Monday, February 18, 2019
Following up on my previous posts (links below): Robert Anderson (Pepperdine), Some Preliminary Contrarian Thoughts on the US News Proposal to Rank Based on Scholarly Impact:
There are several lines of criticism. One group worriesthat releasing such a ranking will create incentives for law schools to focus too much on scholarship as opposed to teaching or cutting tuition. I don't have much to say to this group in this post, because that's a broader debate. Another group worries not about placing greater priority on scholarship, but about the idea of quantifying scholarly impact. Although there are real problems with quantifying scholarly impact, that too is a different debate.
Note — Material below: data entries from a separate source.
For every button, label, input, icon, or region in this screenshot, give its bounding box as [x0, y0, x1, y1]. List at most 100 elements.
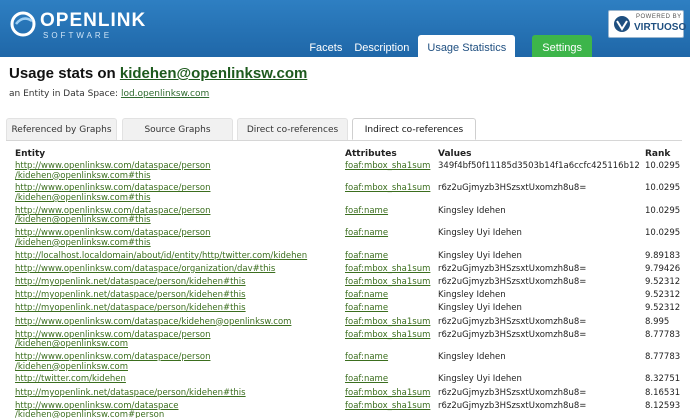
value-cell: Kingsley Idehen — [438, 352, 506, 363]
view-tabs: Facets Description Usage Statistics Sett… — [303, 35, 592, 57]
attribute-link[interactable]: foaf:mbox_sha1sum — [345, 184, 440, 194]
tab-settings[interactable]: Settings — [532, 35, 592, 57]
page-title: Usage stats on kidehen@openlinksw.com — [9, 65, 307, 82]
entity-uri-line: /kidehen@openlinksw.com — [15, 361, 128, 372]
rank-cell: 8.16531 — [645, 387, 681, 398]
attribute-link[interactable]: foaf:name — [345, 304, 440, 314]
rank-cell: 8.12593 — [645, 400, 681, 411]
entity-cell: http://www.openlinksw.com/dataspace/pers… — [15, 161, 345, 181]
attribute-link[interactable]: foaf:name — [345, 251, 440, 262]
tab-description[interactable]: Description — [348, 35, 415, 57]
value-cell: r6z2uGjmyzb3HSzsxtUxomzh8u8= — [438, 183, 587, 194]
attribute-link[interactable]: foaf:name — [345, 375, 440, 385]
attribute-cell: foaf:mbox_sha1sum — [345, 184, 440, 194]
rank-cell: 8.77783 — [645, 352, 681, 363]
rank-cell: 9.89183 — [645, 250, 681, 261]
attribute-cell: foaf:name — [345, 206, 440, 217]
entity-cell: http://www.openlinksw.com/dataspace/kide… — [15, 317, 345, 328]
attribute-cell: foaf:name — [345, 229, 440, 239]
rank-cell: 9.52312 — [645, 276, 681, 287]
value-cell: Kingsley Idehen — [438, 205, 506, 216]
table-row: http://www.openlinksw.com/dataspace/kide… — [15, 400, 690, 418]
table-row: http://myopenlink.net/dataspace/person/k… — [15, 387, 690, 402]
attribute-cell: foaf:name — [345, 251, 440, 262]
tab-referenced-by-graphs[interactable]: Referenced by Graphs — [6, 118, 117, 140]
attribute-link[interactable]: foaf:mbox_sha1sum — [345, 264, 440, 275]
table-row: http://www.openlinksw.com/dataspace/pers… — [15, 205, 690, 229]
entity-cell: http://myopenlink.net/dataspace/person/k… — [15, 304, 345, 314]
badge-powered-label: POWERED BY — [636, 14, 682, 20]
attribute-link[interactable]: foaf:mbox_sha1sum — [345, 277, 440, 288]
entity-uri-link[interactable]: http://www.openlinksw.com/dataspace/orga… — [15, 263, 345, 275]
table-row: http://www.openlinksw.com/dataspace/pers… — [15, 184, 690, 206]
attribute-link[interactable]: foaf:mbox_sha1sum — [345, 317, 440, 328]
attribute-link[interactable]: foaf:mbox_sha1sum — [345, 401, 440, 412]
value-cell: Kingsley Idehen — [438, 290, 506, 301]
entity-cell: http://www.openlinksw.com/dataspace/pers… — [15, 330, 345, 350]
entity-uri-line: /kidehen@openlinksw.com#this — [15, 170, 151, 181]
table-body: http://www.openlinksw.com/dataspace/pers… — [15, 161, 690, 418]
tab-facets[interactable]: Facets — [303, 35, 348, 57]
data-space-link[interactable]: lod.openlinksw.com — [121, 89, 209, 99]
rank-cell: 8.32751 — [645, 374, 681, 385]
tab-direct-co-references[interactable]: Direct co-references — [237, 118, 348, 140]
column-header-values: Values — [438, 149, 472, 159]
entity-uri-line: http://myopenlink.net/dataspace/person/k… — [15, 276, 246, 287]
entity-uri-link[interactable]: http://myopenlink.net/dataspace/person/k… — [15, 276, 345, 288]
value-cell: Kingsley Uyi Idehen — [438, 303, 522, 314]
table-row: http://myopenlink.net/dataspace/person/k… — [15, 304, 690, 317]
entity-uri-line: http://localhost.localdomain/about/id/en… — [15, 250, 308, 261]
entity-uri-link[interactable]: http://localhost.localdomain/about/id/en… — [15, 250, 345, 262]
entity-cell: http://www.openlinksw.com/dataspace/pers… — [15, 184, 345, 203]
entity-uri-link[interactable]: http://www.openlinksw.com/dataspace/pers… — [15, 353, 345, 372]
rank-cell: 10.0295 — [645, 183, 681, 194]
entity-uri-link[interactable]: http://www.openlinksw.com/dataspace/pers… — [15, 184, 345, 203]
entity-uri-link[interactable]: http://www.openlinksw.com/dataspace/kide… — [15, 317, 345, 328]
powered-by-virtuoso-badge[interactable]: POWERED BY VIRTUOSO — [608, 10, 686, 38]
entity-cell: http://www.openlinksw.com/dataspace/kide… — [15, 401, 345, 418]
attribute-link[interactable]: foaf:name — [345, 353, 440, 363]
entity-uri-link[interactable]: http://myopenlink.net/dataspace/person/k… — [15, 304, 345, 314]
attribute-cell: foaf:mbox_sha1sum — [345, 401, 440, 412]
data-space-line: an Entity in Data Space: lod.openlinksw.… — [9, 89, 209, 99]
rank-cell: 8.995 — [645, 316, 670, 327]
value-cell: r6z2uGjmyzb3HSzsxtUxomzh8u8= — [438, 400, 587, 411]
table-row: http://www.openlinksw.com/dataspace/pers… — [15, 161, 690, 184]
value-cell: Kingsley Uyi Idehen — [438, 250, 522, 261]
attribute-link[interactable]: foaf:mbox_sha1sum — [345, 161, 440, 172]
entity-uri-link[interactable]: http://www.openlinksw.com/dataspace/pers… — [15, 161, 345, 181]
entity-cell: http://localhost.localdomain/about/id/en… — [15, 250, 345, 262]
attribute-cell: foaf:mbox_sha1sum — [345, 277, 440, 288]
entity-uri-link[interactable]: http://www.openlinksw.com/dataspace/pers… — [15, 229, 345, 248]
column-header-attributes: Attributes — [345, 149, 397, 159]
attribute-link[interactable]: foaf:name — [345, 229, 440, 239]
entity-link[interactable]: kidehen@openlinksw.com — [120, 65, 307, 82]
tab-usage-statistics[interactable]: Usage Statistics — [418, 35, 516, 57]
value-cell: r6z2uGjmyzb3HSzsxtUxomzh8u8= — [438, 316, 587, 327]
openlink-logo[interactable]: OPENLINK SOFTWARE — [10, 9, 145, 41]
top-banner: OPENLINK SOFTWARE Facets Description Usa… — [0, 0, 690, 57]
attribute-link[interactable]: foaf:name — [345, 206, 440, 217]
attribute-cell: foaf:mbox_sha1sum — [345, 330, 440, 341]
entity-uri-line: http://www.openlinksw.com/dataspace/orga… — [15, 263, 276, 274]
entity-uri-line: /kidehen@openlinksw.com#this — [15, 192, 151, 203]
attribute-link[interactable]: foaf:mbox_sha1sum — [345, 330, 440, 341]
entity-uri-link[interactable]: http://myopenlink.net/dataspace/person/k… — [15, 388, 345, 399]
attribute-cell: foaf:name — [345, 291, 440, 301]
attribute-link[interactable]: foaf:name — [345, 291, 440, 301]
tab-indirect-co-references[interactable]: Indirect co-references — [352, 118, 476, 140]
entity-uri-link[interactable]: http://myopenlink.net/dataspace/person/k… — [15, 291, 345, 301]
value-cell: 349f4bf50f11185d3503b14f1a6ccfc425116b12 — [438, 161, 640, 171]
entity-uri-link[interactable]: http://www.openlinksw.com/dataspace/pers… — [15, 206, 345, 226]
tab-source-graphs[interactable]: Source Graphs — [122, 118, 233, 140]
attribute-link[interactable]: foaf:mbox_sha1sum — [345, 388, 440, 399]
value-cell: r6z2uGjmyzb3HSzsxtUxomzh8u8= — [438, 263, 587, 274]
rank-cell: 10.0295 — [645, 228, 681, 239]
entity-uri-link[interactable]: http://twitter.com/kidehen — [15, 375, 345, 385]
rank-cell: 9.52312 — [645, 303, 681, 314]
openlink-logo-icon — [10, 11, 36, 37]
entity-uri-link[interactable]: http://www.openlinksw.com/dataspace/kide… — [15, 401, 345, 418]
entity-cell: http://www.openlinksw.com/dataspace/pers… — [15, 229, 345, 248]
entity-uri-link[interactable]: http://www.openlinksw.com/dataspace/pers… — [15, 330, 345, 350]
rank-cell: 10.0295 — [645, 205, 681, 216]
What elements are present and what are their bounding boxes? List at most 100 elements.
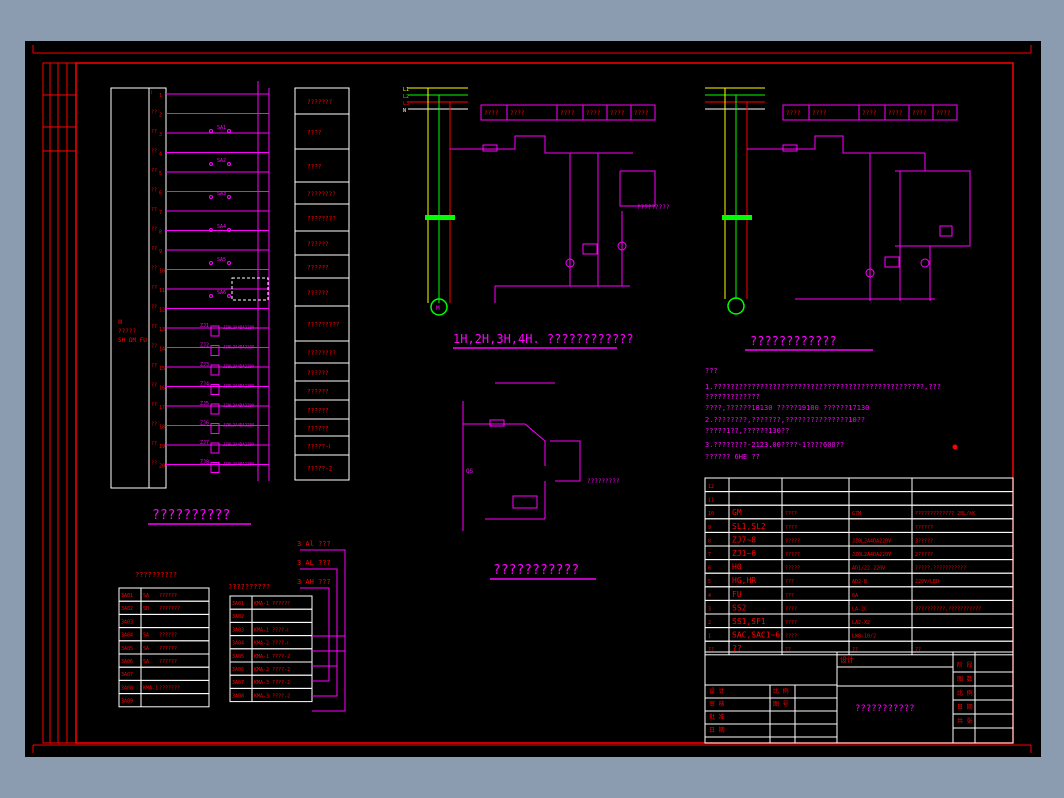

Scholarly impact or reputation is already quantified, it's just quantified through the use of a somewhat haphazard survey distributed by US News.
In this post, I want to focus on the line of criticism from a third group, those who value scholarship and accept at least in principle the idea of quantifying scholarly impact, but worry about the narrow focus of using law review citations. One of the most common critiques that surfaced on the day of the announcement is that the proposed methodology will undervalue interdisciplinary work. Interdisciplinary work often appears outside of law reviews and is cited by publications other than law reviews. The concern is that if US News undervalues interdisciplinary work, then because of the sway that US News holds, it may even reduce the incentives for interdisciplinary work.
As an interdisciplinary scholar myself, this critique concerns me. I do almost no "traditional" or "doctrinal" work in my scholarship, although I have done some. However, I think there are several reasons why the concerns might be overblown even for someone like me. In addition, there are actually some advantages to the proposed methodology over one that included interdisciplinary materials more broadly. Let me explain. ...
[I]f I were creating a scholarly impact measure, would I do it the way US News proposes? No. I would use something that would take into account a broader set of disciplinary materials and would control for where citations come from, such as an eigenfactor type approach. But something like that is not likely to ever enter into the US News formula. Thus, we must ask whether the proposed measure of scholarly impact is better than the status quo. Does it improve the information currently contained in the US News rankings? There I believe the answer is yes, because much of what is currently contained in the rankings is immovable peer reputation based on the distant past. I do hope, however, that US News will listen to these critiques and refine the measure to better quantify scholarly impact without distorting the market.